Think of that same woman who lost that precious son and how the prophet, at her bidding, was the instrument that brought him back to life. See her as a model of relentless and persistent prayer. In Luke 18:1-8 the Lord told his disciples the parable of the persistent widow, “to this end, that men ought always to pray, and not to faint” (Luke 18:1).
We might well see in these episodes from the life of Elisha a foreshadowing of the ministry of Christ, as he was working miracles that showed his mastery over creation, whether in feeding five thousand or walking on water. Elijah and Elisha were great, but Christ is greater!
Think also of Christ going into the room where the Jairus’s daughter had been laid and consider how he raised her to life: “And he took the damsel by the hand and said unto her, Talitha cumi, which is, being interpreted, Damsel, I say to thee, arise” (Mark 5:41).
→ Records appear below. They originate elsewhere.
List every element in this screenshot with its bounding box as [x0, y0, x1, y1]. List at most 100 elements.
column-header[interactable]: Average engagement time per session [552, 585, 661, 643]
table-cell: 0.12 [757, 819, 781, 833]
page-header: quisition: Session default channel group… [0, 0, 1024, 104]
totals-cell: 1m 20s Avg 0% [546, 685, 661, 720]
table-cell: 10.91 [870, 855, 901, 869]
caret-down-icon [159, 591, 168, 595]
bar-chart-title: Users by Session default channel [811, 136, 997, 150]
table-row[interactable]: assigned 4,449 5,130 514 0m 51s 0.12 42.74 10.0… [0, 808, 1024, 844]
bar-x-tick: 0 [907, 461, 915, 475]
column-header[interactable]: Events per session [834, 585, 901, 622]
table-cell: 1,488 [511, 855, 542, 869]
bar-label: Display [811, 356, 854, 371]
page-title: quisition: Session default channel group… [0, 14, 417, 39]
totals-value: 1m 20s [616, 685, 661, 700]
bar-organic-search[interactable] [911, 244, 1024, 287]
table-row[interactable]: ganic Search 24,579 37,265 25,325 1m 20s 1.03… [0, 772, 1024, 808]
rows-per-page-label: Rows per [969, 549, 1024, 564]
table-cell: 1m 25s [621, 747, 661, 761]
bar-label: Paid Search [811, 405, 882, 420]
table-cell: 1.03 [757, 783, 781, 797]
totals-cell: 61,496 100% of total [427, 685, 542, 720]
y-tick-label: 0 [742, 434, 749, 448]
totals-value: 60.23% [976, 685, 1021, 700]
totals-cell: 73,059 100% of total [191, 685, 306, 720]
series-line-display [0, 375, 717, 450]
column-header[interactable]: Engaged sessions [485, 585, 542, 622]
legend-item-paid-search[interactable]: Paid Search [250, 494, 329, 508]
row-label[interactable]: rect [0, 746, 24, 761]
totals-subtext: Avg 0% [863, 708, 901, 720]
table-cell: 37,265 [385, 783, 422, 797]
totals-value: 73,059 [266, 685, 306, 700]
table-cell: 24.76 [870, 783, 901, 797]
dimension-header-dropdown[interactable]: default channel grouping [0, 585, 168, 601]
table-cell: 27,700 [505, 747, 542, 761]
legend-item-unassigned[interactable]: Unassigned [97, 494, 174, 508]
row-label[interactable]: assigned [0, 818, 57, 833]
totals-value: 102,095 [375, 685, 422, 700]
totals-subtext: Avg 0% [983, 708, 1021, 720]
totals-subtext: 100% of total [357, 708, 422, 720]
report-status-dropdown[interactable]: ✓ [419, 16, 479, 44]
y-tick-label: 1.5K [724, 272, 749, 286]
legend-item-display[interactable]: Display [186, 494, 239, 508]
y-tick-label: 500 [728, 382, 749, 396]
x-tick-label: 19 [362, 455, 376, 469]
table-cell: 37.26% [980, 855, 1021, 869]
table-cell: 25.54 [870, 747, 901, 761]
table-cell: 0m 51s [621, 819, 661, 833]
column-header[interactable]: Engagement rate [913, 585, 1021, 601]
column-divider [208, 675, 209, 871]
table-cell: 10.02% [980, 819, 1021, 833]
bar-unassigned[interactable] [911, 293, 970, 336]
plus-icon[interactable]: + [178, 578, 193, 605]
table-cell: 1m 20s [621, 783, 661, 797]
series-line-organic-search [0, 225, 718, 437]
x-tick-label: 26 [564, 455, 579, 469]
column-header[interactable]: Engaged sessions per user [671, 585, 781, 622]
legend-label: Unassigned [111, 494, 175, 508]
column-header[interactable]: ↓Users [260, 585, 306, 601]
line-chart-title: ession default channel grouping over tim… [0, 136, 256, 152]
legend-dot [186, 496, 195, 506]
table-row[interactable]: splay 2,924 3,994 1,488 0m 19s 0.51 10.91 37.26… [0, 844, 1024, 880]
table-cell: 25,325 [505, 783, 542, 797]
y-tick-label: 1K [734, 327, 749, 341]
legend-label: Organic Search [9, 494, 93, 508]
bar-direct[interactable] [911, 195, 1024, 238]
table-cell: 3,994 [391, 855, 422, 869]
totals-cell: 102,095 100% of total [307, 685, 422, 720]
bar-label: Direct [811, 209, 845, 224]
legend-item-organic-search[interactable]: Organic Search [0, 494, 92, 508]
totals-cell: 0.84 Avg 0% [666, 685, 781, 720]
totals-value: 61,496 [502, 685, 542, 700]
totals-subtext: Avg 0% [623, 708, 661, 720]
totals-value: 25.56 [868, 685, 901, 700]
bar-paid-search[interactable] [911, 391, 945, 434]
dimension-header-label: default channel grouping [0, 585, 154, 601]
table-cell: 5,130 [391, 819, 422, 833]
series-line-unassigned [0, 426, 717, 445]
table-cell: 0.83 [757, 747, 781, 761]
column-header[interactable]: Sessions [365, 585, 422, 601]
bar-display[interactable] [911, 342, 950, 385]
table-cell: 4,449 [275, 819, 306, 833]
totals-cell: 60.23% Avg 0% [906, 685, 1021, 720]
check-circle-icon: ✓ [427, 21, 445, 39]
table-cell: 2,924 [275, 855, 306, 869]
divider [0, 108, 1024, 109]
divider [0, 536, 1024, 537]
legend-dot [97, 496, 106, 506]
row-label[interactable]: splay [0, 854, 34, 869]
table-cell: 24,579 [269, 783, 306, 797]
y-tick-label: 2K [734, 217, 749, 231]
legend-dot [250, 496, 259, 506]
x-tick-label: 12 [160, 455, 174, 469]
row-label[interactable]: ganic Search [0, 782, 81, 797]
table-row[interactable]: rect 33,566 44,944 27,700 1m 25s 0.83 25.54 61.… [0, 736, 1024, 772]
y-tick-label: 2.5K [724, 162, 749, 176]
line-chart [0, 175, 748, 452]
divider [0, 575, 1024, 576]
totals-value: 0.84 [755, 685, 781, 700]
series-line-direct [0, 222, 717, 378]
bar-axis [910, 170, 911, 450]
Or recall when he interrupted the funeral procession, to raise to life the only son of the widow of Nain, saying, “Young man, I say unto thee, Arise” (Luke 7:14). Or, when he raised Lazarus from the dead (John 11). All this anticipates what he will do at the end of the ages, when the dead will be raised to life (John 5:28-29).
And consider how he laid his own life down and then took it up again in the resurrection.
More than anything else, we see in these accounts the heart of God in the face of Christ. He is a God who provides for the widow, for the barren, for the bereaved. He is the Lord who hears the cries of the needy, the desperate, the poor, the weak, the dying, and he gives them life.
This is the God who saves sinners who have come to the end of themselves and know that Christ is not one option among many, but their only hope!